Specify the Model Variant:
Use the --model_name parameter to choose between the different model variants:
"deepseek-ai/deepseek-vl2-tiny"
"deepseek-ai/deepseek-vl2-small"
"deepseek-ai/deepseek-vl2"
Set the Port:
The --port 37914 argument sets the port on which the web server will run.
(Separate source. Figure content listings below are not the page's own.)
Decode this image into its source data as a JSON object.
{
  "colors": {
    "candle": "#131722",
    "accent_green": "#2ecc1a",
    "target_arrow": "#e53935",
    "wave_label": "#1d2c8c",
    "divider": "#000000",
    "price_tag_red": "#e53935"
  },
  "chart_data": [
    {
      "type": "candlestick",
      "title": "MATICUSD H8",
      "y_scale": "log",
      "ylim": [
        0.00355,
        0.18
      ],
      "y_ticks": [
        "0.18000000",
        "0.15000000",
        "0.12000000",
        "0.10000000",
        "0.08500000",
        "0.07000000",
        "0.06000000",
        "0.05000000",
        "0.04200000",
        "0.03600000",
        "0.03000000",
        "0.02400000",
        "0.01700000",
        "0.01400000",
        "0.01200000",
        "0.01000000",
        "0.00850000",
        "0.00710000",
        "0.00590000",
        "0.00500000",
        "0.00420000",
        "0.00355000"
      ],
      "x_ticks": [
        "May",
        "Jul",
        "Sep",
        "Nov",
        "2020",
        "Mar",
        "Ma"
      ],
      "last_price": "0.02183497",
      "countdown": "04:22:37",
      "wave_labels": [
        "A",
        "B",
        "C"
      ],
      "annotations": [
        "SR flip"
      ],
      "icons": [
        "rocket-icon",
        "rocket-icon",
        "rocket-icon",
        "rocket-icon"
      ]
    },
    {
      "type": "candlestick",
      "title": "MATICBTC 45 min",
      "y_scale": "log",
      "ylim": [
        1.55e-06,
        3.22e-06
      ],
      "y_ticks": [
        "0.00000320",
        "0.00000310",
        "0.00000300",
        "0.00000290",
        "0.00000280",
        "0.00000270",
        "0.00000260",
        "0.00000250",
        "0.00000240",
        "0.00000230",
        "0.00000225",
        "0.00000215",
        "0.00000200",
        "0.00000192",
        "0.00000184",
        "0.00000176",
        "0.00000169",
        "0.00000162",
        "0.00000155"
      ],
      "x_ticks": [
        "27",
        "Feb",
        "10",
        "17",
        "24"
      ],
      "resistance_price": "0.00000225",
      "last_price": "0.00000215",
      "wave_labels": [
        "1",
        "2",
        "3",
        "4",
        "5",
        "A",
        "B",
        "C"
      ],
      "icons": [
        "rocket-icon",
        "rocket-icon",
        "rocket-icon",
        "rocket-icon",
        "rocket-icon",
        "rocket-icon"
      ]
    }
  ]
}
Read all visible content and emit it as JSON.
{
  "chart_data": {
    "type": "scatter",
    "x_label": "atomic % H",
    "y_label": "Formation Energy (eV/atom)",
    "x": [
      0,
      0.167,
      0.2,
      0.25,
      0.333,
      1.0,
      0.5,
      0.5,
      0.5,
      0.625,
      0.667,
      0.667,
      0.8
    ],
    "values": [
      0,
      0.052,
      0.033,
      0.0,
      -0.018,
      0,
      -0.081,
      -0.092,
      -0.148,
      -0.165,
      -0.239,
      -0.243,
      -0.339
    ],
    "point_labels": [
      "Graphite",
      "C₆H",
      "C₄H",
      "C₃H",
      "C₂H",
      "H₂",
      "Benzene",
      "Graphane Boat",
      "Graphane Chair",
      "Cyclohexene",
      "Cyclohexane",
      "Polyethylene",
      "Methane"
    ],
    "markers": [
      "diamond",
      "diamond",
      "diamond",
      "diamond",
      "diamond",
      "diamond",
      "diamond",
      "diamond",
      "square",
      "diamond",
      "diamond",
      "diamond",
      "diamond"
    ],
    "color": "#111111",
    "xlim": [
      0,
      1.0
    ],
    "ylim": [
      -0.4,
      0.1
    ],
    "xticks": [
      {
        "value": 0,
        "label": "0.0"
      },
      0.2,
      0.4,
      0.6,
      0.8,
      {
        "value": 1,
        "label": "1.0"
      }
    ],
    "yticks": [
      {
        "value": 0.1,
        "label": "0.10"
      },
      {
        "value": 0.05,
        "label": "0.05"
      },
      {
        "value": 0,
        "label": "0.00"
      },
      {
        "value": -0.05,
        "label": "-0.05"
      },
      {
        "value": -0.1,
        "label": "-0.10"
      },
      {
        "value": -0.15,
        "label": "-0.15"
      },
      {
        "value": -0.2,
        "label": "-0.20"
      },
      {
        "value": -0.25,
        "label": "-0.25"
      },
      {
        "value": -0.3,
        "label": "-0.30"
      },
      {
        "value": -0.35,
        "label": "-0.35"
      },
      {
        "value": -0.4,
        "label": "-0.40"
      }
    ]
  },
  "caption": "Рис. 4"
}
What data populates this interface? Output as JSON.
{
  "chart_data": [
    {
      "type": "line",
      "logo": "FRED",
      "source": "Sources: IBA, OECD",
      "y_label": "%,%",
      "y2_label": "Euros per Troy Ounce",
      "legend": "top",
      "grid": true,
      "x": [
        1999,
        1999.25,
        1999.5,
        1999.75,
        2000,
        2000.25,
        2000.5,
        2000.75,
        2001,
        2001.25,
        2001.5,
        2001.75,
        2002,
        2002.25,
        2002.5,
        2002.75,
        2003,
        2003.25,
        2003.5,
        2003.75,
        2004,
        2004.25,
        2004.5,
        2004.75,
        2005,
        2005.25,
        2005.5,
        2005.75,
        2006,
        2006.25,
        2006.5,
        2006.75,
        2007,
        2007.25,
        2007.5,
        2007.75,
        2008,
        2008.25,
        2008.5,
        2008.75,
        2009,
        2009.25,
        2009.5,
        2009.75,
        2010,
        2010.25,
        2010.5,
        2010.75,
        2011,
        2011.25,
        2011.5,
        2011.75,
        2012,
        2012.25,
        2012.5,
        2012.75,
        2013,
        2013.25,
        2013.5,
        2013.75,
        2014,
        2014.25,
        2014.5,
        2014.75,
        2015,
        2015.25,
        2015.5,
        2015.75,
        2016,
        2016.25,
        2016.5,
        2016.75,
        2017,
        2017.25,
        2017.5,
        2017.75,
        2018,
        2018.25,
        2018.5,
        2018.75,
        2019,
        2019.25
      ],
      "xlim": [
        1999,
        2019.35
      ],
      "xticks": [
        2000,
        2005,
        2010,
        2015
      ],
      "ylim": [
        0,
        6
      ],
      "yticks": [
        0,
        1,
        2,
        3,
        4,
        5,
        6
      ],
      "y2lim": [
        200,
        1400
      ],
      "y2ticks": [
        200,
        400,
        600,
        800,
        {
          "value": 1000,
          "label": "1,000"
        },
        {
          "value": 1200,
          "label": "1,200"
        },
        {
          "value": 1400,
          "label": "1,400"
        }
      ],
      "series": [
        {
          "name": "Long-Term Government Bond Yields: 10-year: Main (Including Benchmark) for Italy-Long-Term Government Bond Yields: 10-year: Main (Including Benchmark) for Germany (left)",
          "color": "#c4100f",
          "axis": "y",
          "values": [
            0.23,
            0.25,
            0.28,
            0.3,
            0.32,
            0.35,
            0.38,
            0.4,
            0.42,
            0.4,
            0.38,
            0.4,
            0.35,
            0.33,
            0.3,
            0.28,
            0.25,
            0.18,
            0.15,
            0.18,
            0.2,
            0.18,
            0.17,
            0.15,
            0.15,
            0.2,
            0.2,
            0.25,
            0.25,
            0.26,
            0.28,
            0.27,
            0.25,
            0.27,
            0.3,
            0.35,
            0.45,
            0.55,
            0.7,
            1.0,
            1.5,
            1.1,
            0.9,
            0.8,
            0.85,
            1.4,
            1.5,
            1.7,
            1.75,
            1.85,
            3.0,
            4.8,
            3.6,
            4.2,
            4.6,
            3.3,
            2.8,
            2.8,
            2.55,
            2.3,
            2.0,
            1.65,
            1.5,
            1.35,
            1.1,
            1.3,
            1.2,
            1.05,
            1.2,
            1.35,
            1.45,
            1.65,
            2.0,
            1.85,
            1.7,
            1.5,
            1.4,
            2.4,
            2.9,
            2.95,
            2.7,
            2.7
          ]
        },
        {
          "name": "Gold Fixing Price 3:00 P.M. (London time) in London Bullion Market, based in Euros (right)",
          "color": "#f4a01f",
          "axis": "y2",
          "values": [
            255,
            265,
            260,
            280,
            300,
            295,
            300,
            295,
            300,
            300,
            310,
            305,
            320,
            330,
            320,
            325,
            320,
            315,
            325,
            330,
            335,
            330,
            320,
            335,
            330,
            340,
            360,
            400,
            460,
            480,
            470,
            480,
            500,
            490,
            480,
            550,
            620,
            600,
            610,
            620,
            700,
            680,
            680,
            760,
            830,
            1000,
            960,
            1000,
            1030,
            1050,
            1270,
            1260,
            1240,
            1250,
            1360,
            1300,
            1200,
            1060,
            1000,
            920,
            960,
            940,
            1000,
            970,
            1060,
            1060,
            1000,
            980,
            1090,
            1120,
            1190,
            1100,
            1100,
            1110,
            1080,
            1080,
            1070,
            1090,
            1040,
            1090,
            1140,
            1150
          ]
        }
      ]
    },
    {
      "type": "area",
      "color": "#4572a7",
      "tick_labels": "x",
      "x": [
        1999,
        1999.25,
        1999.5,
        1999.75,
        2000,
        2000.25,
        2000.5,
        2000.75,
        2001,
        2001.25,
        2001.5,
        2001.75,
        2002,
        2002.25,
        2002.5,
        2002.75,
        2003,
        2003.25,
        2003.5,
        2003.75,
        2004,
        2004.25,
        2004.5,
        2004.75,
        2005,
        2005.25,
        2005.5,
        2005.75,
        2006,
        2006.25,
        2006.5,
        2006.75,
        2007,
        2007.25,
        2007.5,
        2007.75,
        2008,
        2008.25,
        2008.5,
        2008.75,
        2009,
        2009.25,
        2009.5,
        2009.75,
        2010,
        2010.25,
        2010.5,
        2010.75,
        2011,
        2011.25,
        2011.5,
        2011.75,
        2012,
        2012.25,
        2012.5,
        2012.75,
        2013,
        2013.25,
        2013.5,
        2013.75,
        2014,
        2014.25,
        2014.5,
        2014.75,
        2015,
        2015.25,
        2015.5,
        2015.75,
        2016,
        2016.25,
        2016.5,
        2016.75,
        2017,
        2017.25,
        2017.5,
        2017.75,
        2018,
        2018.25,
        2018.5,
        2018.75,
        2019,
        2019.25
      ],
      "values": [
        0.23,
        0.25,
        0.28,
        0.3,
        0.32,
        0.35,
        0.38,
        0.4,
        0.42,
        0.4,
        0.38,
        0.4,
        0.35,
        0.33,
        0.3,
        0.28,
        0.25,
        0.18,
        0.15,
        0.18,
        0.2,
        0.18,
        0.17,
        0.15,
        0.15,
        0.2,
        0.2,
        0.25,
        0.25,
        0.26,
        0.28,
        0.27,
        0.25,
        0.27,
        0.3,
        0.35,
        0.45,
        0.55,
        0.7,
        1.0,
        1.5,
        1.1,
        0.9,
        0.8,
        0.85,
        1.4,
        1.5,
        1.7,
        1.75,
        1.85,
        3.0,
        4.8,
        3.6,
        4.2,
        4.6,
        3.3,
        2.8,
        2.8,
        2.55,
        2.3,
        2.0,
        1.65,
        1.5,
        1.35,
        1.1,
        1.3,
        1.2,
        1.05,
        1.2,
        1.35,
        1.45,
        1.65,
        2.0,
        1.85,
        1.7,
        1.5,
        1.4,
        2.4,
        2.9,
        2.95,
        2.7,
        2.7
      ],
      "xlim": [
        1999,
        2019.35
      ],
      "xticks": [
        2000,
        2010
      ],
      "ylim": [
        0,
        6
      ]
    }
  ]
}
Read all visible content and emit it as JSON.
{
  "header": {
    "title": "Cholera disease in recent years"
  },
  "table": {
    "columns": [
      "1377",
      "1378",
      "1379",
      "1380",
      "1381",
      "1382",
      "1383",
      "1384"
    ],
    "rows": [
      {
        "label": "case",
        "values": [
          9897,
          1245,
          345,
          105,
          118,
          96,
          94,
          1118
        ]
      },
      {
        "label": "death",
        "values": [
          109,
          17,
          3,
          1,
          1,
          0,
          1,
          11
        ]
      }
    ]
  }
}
Open your browser and navigate to http://:37914 to access the demo.
Optional Memory Tuning:
For the small model on a GPU with 40GB memory, the additional --chunk_size 512 argument is recommended for memory-saving incremental pre-filling.
Step 17: Verify Your GPU Availability
Run the following command in your terminal to see if your GPU is recognized by the system:
nvidia-smi
Step 18: Run Deepseek-vl2-tiny Model
Execute the following command to run the deepseek-vl2-tiny model:
python3 web_demo.py --model_name "deepseek-ai/deepseek-vl2-tiny" --port 37914
Step 19: Access the Application
Accessing the application at:
Running on local URL: http://0.0.0.0:37914
Running on public URL: https://8df6de5304350b2ecc.gradio.live
Step 20: Play with Deepseek-vl2-tiny Model
Step 21: Run Deepseek-vl2-small Model
Execute the following command to run the deepseek-vl2-small model:
CUDA_VISIBLE_DEVICES=0 python3 web_demo.py --model_name "deepseek-ai/deepseek-vl2-small" --port 37914 --chunk_size 512
Step 22: Access the Application
Accessing the application at:
Running on local URL: http://0.0.0.0:37914
Running on public URL: https://8df6de5304350b2ecc.gradio.live
Step 23: Play with Deepseek-vl2-small Model
Step 24: Run Deepseek-vl2 Model
Execute the following command to run the deepseek-vl2 model:
CUDA_VISIBLE_DEVICES=0 python web_demo.py --model_name "deepseek-ai/deepseek-vl2" --port 37914
Step 25: Access the Application
Accessing the application at:
Running on local URL: http://0.0.0.0:37914
Running on public URL: https://8df6de5304350b2ecc.gradio.live
Step 26: Play with Deepseek-vl2 Model
For Inference Only: DeepSeek-VL2-Tiny can run on a 16GB GPU with quantization, but the full model requires 80GB VRAM.
For Gradio Deployment: At least 48GB VRAM is required for multi-image handling, and 80GB VRAM is ideal for full-scale applications.
Optimization Strategies:
Chunked Inference (for 40GB GPUs).
Flash Attention (for efficient multi-image processing).
Quantization (for limited VRAM GPUs).
Deploy DeepSeek-VL2 on the right hardware for best performance!